Quinnell first played for Wales as a blindside flanker in a 26–24 defeat against Canada in 1993. He was part of the 1994 Five Nations-winning Welsh team and was man of the match in Wales' 24–15 victory over France that year with a try and a breakaway to set up another try.

===Rugby league===
He switched to rugby league in 1994, joining Wigan. He stayed with Wigan for two years, and during this time he won the league. Quinnell played loose forward in Wigan's 25–16 victory over St. Helens in the 1996 Regal Trophy final. He also represented Wales in the 1995 Rugby League World Cup. He said that the toughest game of rugby he ever played was the quarter-final against Western Samoa. Wales went out to England 25–10 in the semi-finals.

===Return to rugby union===
Quinnell returned to rugby union with Richmond in 1996. He was selected for the 1997 Lions tour of South Africa. but a double hernia operation forced him to leave the tour and he was replaced by Tony Diprose.

He returned to Llanelli in 1998. During the 1998–99 season he did no conditioning work at all as he had rheumatoid arthritis in his left knee. For seven years he played with the condition that seemed likely to end his career.

He was part of a Wales team that won eight straight games before the 1999 World Cup and then reached the World Cup quarter-finals, when they went out 24–9 to the eventual winners Australia. He captained Wales for the first time in a 23–13 defeat by South Africa at the Millennium Stadium. Quinnell played his last game for Wales as a replacement in a 32–21 win over Canada in 2002 after winning 52 caps.

He was again selected for the 2001 Lions tour to Australia where he played in all three tests, and scored a try in the first test in Brisbane.

After the Welsh domestic game went regional in 2003, he appeared 59 times for the Scarlets, scoring 32 tries. He was part of the Llanelli Scarlets team that won the Celtic League title in 2004.

Quinnell announced his retirement from rugby union at the end of the 2004–05 season in order to concentrate on his role as coach of the Llanelli RFC Welsh Premier Division team. A hand injury suffered in March 2005 forced him to end his career a few weeks prematurely. He played his final game in a testimonial match with fellow retiree Rob Howley at the Millennium Stadium. Quinnell's Britain & Ireland selection lost 57–67 to Howley's Rest of the World side.

==After retirement==
Quinnell currently regularly appears as a commentator and pundit on a number of Sky Sports televised rugby matches. He is also a People's Postcode Lottery ambassador and appears on the adverts. He is a co-presenter and coach (with Will Greenwood) of Sky's School of Hard Knocks TV series. He has had a recurring guest role as himself in the Sky 1 TV comedy series Stella. In 2017 he co-wrote (with psychologist Paul Boross) the book Leader On The Pitch, with a foreword written by Sir Clive Woodward.

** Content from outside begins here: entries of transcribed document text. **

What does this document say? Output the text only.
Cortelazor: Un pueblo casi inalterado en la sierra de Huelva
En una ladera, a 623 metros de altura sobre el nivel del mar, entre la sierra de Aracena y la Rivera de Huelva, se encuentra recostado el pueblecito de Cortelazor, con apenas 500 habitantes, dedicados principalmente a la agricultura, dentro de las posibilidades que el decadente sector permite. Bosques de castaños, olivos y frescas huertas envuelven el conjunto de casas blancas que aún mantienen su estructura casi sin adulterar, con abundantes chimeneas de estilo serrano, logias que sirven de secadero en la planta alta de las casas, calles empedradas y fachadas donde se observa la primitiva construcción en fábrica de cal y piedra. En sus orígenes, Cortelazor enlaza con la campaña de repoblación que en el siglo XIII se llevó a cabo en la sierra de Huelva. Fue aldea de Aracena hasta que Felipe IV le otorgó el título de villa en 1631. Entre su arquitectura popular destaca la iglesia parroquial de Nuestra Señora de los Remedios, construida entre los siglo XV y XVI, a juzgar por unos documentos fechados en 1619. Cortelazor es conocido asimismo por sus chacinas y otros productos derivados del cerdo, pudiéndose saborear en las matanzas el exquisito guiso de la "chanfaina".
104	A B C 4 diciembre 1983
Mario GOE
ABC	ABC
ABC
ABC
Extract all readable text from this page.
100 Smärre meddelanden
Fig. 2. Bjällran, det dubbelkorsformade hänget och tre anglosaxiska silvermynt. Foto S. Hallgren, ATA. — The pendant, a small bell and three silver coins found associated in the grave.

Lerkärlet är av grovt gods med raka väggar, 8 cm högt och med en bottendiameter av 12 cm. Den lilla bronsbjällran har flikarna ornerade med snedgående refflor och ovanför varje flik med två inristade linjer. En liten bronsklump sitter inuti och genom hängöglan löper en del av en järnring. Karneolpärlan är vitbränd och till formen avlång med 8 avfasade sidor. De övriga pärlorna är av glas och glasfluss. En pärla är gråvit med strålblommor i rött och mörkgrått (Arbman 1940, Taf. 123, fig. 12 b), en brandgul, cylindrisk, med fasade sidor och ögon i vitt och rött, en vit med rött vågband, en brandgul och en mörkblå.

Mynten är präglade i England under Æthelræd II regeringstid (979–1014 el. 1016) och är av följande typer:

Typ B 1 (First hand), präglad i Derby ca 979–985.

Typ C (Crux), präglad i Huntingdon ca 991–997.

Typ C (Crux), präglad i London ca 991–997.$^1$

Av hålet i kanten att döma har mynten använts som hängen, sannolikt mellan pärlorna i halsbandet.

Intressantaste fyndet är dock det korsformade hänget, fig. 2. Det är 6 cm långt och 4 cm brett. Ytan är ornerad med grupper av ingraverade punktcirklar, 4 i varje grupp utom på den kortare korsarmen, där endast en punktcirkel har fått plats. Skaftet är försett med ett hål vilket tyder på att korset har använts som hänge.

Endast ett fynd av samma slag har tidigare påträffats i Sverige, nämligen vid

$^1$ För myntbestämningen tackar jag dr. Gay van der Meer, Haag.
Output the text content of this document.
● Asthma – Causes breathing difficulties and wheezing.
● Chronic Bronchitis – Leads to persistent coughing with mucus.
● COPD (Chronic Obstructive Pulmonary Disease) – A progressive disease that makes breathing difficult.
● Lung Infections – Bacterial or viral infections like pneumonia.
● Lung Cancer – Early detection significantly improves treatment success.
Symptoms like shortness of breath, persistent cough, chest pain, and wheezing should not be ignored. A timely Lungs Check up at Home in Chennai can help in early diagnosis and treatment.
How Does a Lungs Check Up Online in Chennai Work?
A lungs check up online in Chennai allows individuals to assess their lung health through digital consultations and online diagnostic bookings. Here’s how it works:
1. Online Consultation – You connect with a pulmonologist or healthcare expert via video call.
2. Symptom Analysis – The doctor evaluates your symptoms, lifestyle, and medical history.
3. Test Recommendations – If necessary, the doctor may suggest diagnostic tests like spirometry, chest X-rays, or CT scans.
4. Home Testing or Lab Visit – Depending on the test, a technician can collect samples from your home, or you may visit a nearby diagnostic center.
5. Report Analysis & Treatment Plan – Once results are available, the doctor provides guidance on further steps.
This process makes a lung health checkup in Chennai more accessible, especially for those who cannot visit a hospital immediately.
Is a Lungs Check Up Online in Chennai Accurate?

In 2020, he participated in Iaith ar Daith ('Language Road Trip'), a show for S4C where he and several other celebrities learned Welsh, broadcast in April 2020. An extra episode, Iaith ar Daith 'Dolig ('Language Road Trip: Christmas') was broadcast at the end of 2020, interviewing each of the celebrities about whether they were still making use of their Welsh and the opportunities they had had to use Welsh during lockdown.

==Personal life==
Quinnell is married to Nicola, and the couple have three children. Having lived all of his life in Llanelli, in early 2009 in light of his increased media commitments, the family moved to Kenilworth, Warwickshire, although they have since moved back to South Wales to a smallholding near Usk.

Quinnell is dyslexic, but was not diagnosed until his early 30s, when his lack of ability to read and write was correctly diagnosed. Having undertaken a series of therapies to resolve the condition, as of 2010, Quinnell is a popular speaker on the matter. He has represented the Welsh Dyslexia Project, and also completed an autobiography as part of the Accent Press Quick Reads series.

In August 2007 Quinnell was treated for serious injuries after slipping whilst entering a shower and falling through a glass shower door at his then home near Llanelli. He was taken to West Wales General Hospital in Carmarthen with a severed right triceps, and glass embedded in his right arm, hand and knee.